Daniel Pennac, noto scrittore francese, ha stilato, nel libro “Come un romanzo”, i dieci diritti del lettore, e ha sostenuto che “Il verbo leggere non sopporta l’imperativo”, avversione che condivide con alcuni altri verbi: il verbo amare … il verbo sognare …. . “Non si possono obbligare le persone a leggere. I lettori hanno il diritto di saltare le pagine dei libri”. E perché allora non avere il diritto di leggere solo i titoli dei giornali?

Succede sempre più di frequente, e lo si vede bene osservando commenti o critiche ad articoli di lettori che chiaramente formulano le loro opinioni solo in base al titolo. Una ricerca condotta da vari studiosi di nazionalità diverse ha voluto approfondire questa tendenza, ed è emerso, tra le altre cose, che il 59 per cento dei link di articoli condivisi sui social media non vengono cliccati: in altre parole, le persone che rilanciano notizie lo fanno solo in base ai titoli, senza leggerle. Praticamente la gente si forma un’opinione in base a un riassunto, o meglio ancora in base a un riassunto di un riassunto.

Il sito di notizie satiriche The Science Post ha voluto indagare il “problema” attraverso un esperimento: ha pubblicato un articolo composto da interi paragrafi di «lorem ipsum» (stringa senza senso) con un titolo che catturava l’attenzione: «Il 70 per cento degli utenti Facebook legge solo i titoli delle notizie scientifiche prima di commentarle» . A quanto pare decine di migliaia di persone non se ne sono accorte e hanno condiviso l’articolo decine di migliaia di volte.

I titoli sono ovviamente molto riduttivi rispetto al testo, devono catturare l’attenzione e quindi si cerca di renderli attraenti, d’effetto, di immediata fruizione.

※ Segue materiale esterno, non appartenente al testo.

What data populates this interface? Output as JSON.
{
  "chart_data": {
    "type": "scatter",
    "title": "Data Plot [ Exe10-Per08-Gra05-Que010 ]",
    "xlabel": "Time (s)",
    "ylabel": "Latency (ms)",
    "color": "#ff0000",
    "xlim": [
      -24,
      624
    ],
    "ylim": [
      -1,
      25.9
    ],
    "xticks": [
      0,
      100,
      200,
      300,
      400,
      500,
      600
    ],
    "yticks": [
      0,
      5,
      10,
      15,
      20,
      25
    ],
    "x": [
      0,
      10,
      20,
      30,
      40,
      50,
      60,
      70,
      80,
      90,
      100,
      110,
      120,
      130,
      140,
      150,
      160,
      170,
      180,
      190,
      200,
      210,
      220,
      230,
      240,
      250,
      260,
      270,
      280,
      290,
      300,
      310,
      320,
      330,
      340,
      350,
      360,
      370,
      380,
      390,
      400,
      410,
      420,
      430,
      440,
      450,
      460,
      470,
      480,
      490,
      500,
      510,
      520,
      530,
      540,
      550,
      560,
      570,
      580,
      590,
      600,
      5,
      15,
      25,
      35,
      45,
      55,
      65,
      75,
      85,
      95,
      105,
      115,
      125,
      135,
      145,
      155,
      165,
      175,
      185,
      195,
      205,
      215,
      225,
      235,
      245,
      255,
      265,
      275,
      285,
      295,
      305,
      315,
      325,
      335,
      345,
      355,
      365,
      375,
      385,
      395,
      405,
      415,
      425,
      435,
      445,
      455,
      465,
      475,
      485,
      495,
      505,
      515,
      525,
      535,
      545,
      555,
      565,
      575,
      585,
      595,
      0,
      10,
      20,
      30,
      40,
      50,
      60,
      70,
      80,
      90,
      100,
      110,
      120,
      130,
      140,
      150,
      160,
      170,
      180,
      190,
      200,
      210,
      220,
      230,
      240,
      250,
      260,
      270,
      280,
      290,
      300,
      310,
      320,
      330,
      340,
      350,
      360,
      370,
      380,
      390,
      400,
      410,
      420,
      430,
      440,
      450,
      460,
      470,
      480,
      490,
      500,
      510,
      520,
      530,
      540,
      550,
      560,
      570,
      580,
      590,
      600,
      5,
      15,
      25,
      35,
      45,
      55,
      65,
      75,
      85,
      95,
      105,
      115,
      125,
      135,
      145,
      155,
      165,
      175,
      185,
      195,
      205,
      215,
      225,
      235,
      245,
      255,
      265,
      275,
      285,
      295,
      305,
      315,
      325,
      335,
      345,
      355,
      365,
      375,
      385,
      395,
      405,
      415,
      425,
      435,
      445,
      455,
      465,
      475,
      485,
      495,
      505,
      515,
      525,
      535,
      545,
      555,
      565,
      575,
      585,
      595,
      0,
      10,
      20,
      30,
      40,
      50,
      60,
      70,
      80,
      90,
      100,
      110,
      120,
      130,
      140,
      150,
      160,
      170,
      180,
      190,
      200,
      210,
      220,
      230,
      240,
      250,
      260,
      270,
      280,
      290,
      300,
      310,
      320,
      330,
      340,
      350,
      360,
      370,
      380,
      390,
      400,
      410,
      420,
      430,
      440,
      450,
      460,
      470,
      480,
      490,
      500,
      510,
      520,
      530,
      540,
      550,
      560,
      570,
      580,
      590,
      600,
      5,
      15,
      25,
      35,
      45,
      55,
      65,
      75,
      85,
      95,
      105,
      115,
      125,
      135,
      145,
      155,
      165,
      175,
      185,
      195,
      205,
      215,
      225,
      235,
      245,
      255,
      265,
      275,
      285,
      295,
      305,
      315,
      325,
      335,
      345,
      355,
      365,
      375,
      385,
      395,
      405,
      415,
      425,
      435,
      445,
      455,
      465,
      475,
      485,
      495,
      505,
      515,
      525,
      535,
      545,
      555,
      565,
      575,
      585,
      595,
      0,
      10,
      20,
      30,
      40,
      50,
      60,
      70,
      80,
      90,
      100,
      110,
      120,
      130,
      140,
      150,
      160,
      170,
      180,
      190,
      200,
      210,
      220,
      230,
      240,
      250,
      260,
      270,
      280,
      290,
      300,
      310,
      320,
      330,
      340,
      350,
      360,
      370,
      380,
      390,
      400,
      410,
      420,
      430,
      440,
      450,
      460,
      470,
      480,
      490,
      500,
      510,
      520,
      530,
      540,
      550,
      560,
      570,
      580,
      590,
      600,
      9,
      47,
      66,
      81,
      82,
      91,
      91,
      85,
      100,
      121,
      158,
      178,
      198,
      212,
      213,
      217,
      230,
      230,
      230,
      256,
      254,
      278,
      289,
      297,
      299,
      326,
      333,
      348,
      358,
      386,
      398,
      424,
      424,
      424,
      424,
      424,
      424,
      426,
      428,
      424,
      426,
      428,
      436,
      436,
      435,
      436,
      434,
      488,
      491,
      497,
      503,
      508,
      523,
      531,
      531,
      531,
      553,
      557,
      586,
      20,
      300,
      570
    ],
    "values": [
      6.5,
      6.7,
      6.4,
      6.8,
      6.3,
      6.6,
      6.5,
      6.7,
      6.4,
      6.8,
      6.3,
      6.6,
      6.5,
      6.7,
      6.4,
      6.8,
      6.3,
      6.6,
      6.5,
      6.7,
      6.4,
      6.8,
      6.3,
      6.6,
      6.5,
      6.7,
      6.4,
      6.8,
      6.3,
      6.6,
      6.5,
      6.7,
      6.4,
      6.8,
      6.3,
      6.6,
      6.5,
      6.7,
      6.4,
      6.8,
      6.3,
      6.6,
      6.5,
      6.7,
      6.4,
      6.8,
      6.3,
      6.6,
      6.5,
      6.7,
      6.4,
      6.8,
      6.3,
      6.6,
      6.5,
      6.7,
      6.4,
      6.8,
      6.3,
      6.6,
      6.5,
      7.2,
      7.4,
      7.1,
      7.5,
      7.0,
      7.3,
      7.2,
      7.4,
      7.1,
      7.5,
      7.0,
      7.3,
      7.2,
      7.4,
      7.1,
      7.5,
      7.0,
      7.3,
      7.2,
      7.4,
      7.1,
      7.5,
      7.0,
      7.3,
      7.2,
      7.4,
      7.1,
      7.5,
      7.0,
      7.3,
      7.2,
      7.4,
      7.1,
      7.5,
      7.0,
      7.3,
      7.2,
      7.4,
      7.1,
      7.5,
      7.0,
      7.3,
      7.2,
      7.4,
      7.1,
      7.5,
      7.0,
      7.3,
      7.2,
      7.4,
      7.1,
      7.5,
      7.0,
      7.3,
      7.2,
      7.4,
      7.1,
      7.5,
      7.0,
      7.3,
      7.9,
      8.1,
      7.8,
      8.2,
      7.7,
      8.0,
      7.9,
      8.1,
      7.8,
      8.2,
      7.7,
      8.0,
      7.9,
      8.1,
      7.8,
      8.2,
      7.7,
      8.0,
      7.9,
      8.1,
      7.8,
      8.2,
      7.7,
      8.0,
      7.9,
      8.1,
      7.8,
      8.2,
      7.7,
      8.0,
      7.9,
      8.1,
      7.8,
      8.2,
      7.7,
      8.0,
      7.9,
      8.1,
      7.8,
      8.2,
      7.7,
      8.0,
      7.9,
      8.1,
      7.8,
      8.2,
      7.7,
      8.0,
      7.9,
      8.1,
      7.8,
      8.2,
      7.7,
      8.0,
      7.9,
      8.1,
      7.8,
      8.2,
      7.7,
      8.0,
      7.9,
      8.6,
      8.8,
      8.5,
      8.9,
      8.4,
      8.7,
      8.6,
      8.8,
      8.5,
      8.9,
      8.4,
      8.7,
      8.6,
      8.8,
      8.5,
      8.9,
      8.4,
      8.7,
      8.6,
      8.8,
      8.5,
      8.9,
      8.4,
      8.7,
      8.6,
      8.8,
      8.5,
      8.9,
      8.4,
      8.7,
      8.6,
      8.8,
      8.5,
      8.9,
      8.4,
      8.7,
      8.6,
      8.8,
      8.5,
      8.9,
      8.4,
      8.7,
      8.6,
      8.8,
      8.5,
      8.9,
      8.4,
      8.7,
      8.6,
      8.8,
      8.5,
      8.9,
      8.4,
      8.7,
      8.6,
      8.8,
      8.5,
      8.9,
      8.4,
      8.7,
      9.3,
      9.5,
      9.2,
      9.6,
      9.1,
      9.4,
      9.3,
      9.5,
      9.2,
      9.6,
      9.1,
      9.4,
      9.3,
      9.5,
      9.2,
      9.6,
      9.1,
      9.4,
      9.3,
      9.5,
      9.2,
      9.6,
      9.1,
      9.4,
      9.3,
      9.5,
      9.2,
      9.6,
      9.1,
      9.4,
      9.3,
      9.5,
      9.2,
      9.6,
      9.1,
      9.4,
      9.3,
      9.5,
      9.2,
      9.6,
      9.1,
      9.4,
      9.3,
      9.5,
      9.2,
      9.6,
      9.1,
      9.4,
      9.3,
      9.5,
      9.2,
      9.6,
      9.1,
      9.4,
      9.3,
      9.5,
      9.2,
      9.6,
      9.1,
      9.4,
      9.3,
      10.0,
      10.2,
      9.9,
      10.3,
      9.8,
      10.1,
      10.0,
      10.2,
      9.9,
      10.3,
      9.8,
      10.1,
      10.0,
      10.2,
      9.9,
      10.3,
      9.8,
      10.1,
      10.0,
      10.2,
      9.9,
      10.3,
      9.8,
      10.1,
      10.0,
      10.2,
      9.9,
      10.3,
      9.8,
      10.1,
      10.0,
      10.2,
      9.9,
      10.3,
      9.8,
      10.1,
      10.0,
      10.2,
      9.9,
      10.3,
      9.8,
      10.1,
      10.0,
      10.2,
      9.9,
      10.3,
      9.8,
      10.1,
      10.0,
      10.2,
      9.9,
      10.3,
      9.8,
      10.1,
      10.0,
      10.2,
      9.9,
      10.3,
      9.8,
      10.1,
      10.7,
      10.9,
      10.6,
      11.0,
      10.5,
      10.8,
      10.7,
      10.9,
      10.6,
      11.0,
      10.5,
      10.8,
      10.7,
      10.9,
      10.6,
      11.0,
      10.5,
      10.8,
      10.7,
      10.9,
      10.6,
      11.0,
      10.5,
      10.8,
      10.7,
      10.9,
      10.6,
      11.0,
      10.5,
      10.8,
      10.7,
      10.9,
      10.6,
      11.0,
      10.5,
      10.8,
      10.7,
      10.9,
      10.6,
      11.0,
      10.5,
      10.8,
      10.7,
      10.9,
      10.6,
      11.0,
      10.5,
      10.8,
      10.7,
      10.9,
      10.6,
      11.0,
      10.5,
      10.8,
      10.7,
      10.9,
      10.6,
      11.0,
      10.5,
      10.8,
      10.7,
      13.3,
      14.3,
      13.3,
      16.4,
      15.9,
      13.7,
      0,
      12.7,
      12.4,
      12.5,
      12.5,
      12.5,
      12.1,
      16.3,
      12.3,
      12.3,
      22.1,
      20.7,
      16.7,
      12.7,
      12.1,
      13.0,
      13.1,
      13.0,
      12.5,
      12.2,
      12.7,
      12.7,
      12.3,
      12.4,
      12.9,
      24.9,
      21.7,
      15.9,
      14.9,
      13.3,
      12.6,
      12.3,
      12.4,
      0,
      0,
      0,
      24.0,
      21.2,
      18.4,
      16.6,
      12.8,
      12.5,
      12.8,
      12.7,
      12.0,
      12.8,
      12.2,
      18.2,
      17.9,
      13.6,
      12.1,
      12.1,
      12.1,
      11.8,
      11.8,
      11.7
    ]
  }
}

È facile, perciò, che il titolo diventi anche fuorviante rispetto all’articolo, e che solo approfondendo i contenuti diventi possibile leggerlo nella giusta chiave.

Ma qual è il motivo per cui questa tendenza appare sempre più diffusa? Non c’è tempo, sono tutti troppo occupati, hanno mille cose da fare e leggono di fretta. Le notizie sono tantissime e frequenti, i lettori si sentono subissati da informazioni sempre più incalzanti e per questo si cercano scorciatoie per riuscire a tenersi aggiornati senza fare la fatica di leggere. Si ricerca ciò che è semplice, immediato, come il titolo appunto. Fermarsi a leggere e riflettere diventa oneroso, meglio la semplificazione, anche quando a forza di ridurre e semplificare, si perde il senso di quanto scritto.

In conclusione, i lettori non sono più quelli di una volta, che si svegliavano la mattina presto per andare in edicola a comprare il giornale, per poi gustarselo con attenzione seduti davanti a un buon caffè. Ora i veri articoli sono i titoli, e si leggono in un attimo. Si devono rassegnare i giornalisti che amano scrivere: non si ha tempo e voglia di leggere tutta la notizia.

Il tempo che si risparmia è comunque utile: utile per commentare, insultare, minacciare o zittire gli altri commentatori ed insegnare il mestiere ai giornalisti.

Giudizi scritti a sproposito, che nulla hanno più a che fare con la notizia originale, e che impediscono così discussioni opportune su argomenti magari di per sé complessi e controversi.

Ma non si scoraggino i giornalisti! Accade in molte professioni. Un vecchio adagio recita infatti:”chi sa fare fa, chi non sa fare insegna”.

Grazie per aver letto questo articolo!!!